In a rich bit of irony, Moskowitz is calling his gun ban for young adults the “Protecting the Second Amendment through Responsible Gun Ownership Act” despite its clear infringement on the Second Amendment rights of those younger than 25. Moskowitz may be right that younger adults commit a disproportionate amount of violent offenses, but the vast majority of those who would be subject to the age-based gun ban are law-abiding citizens. Moskowitz is seeking to deprive millions of Americans their fundamental right to keep and bear arms because a small fraction of that age group commits violent crime; punishing the many while excusing away the actions of a few violent offenders because they’re supposedly too young to fully understand what they’re doing.

Of course Moskowitz still wants them to be able to serve in the military, vote, get married, have kids, drink a beer (or toke up, depending on what state we’re talking about). All of the trappings and benefits of adulthood would still be available to them save for their right to keep and bear commonly-owned firearms that are protected by the Second Amendment. This isn’t about raising the age of adulthood. It’s about denying some adults one of their basic civil rights.

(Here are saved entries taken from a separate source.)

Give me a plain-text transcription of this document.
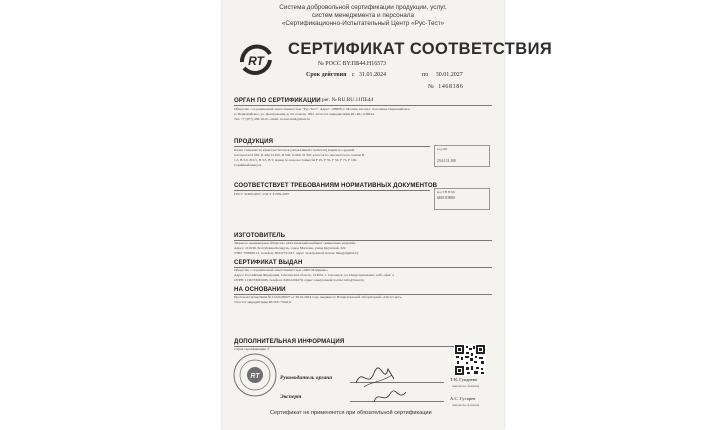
Система добровольной сертификации продукции, услуг,
систем менеджмента и персонала
«Сертификационно-Испытательный Центр «Рус-Тест»
RT
СЕРТИФИКАТ СООТВЕТСТВИЯ
№ РОСС BY.ПБ44.Н16573
Срок действия с 31.01.2024	по 30.01.2027
№ 1468186
ОРГАН ПО СЕРТИФИКАЦИИ рег. № RU.RU.11ПБ44
Общество с ограниченной ответственностью "Рус-Тест". Адрес: 108808, г. Москва, вн.тер.г. поселение Первомайское,
п. Первомайское, ул. Центральная, д. 24, помещ. 1ЕП. Аттестат аккредитации RU.RU.11ПБ44.
Тел. +7 (977) 482-16-01, email: ru-test-mail@mail.ru
ПРОДУКЦИЯ
Блоки стеновые из ячеистых бетонов (автоклавный газобетон) марки по средней
плотности D 350, D 400, D 450, D 500, D 600, D 700; классов по прочности на сжатие В
1,5, В 2,0, В 2,5, В 3,5, В 5; марки по морозостойкости F 25, F 35, F 50, F 75, F 100.
Серийный выпуск
код ОК
23.61.11.100
СООТВЕТСТВУЕТ ТРЕБОВАНИЯМ НОРМАТИВНЫХ ДОКУМЕНТОВ
ГОСТ 31360-2007, ГОСТ 31359-2007	код ТН ВЭД
6810119000
ИЗГОТОВИТЕЛЬ
Закрытое Акционерное Общество «Могилевский комбинат силикатных изделий»
Адрес: 212030, Республика Беларусь, город Могилев, улица Крупской, 224
УНП: 700008113, телефон: 80222721547, адрес электронной почты: mks@mglksi.by
СЕРТИФИКАТ ВЫДАН
Общество с ограниченной ответственностью «МЕСИ-Ярцево»
Адрес: Российская Федерация, Смоленская область, 214031, г. Смоленск, ул. Индустриальная, д.9б, офис 4
ОГРН: 1136733001698, телефон: 84812204479, адрес электронной почты: info@mesi.by
НА ОСНОВАНИИ
Протокола испытаний № СО24-00027 от 30.01.2024 года, выданного Испытательной лабораторией «Сити Серт»,
аттестат аккредитации RU.RU.75ОД11
ДОПОЛНИТЕЛЬНАЯ ИНФОРМАЦИЯ
Схема сертификации: 3
RT	Руководитель органа	Т.Н. Гуцарева
инициалы, фамилия
Эксперт	А.С. Гусарев
инициалы, фамилия
Сертификат не применяется при обязательной сертификации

By the time I turned 25 I was already married and a step-father to two amazing kids, had started my career in radio, and was getting ready to welcome my first biological child into the world. That little boy, who was born a week after my 26th birthday, is now a responsible 22-year-old whose fully employed, lives on his own, and hasn’t bugged mom or dad for money for over two years now. But as someone who’s just starting out his path in life, he (like his dad at that age) lives in a pretty rough part of town, and has even dealt with the (as yet unsolved) murder of one of his buddies just a few blocks away from where he lived. Being able to protect himself is important to my kid and millions of other young adults, but Moskowitz would jeopardize their own safety and security in order to pass a gun ban that violent criminals and would-be mass murderers would simply ignore with impunity.

Moskowitz’s proposal isn’t just a blatant infringement on the Second Amendment. It’s a downright dangerous piece of legislation that would put many young adults at risk by denying them the ability to purchase the most commonly-used firearms in self-defense. Thankfully, I doubt this terrible idea gets so much as a hearing in a House committee, but if he’s pushing this at the federal level it won’t be long until anti-gun politicians in states like New York and California follow suit, and gun owners and Second Amendment supporters in blue states should be ready to push back when the time comes.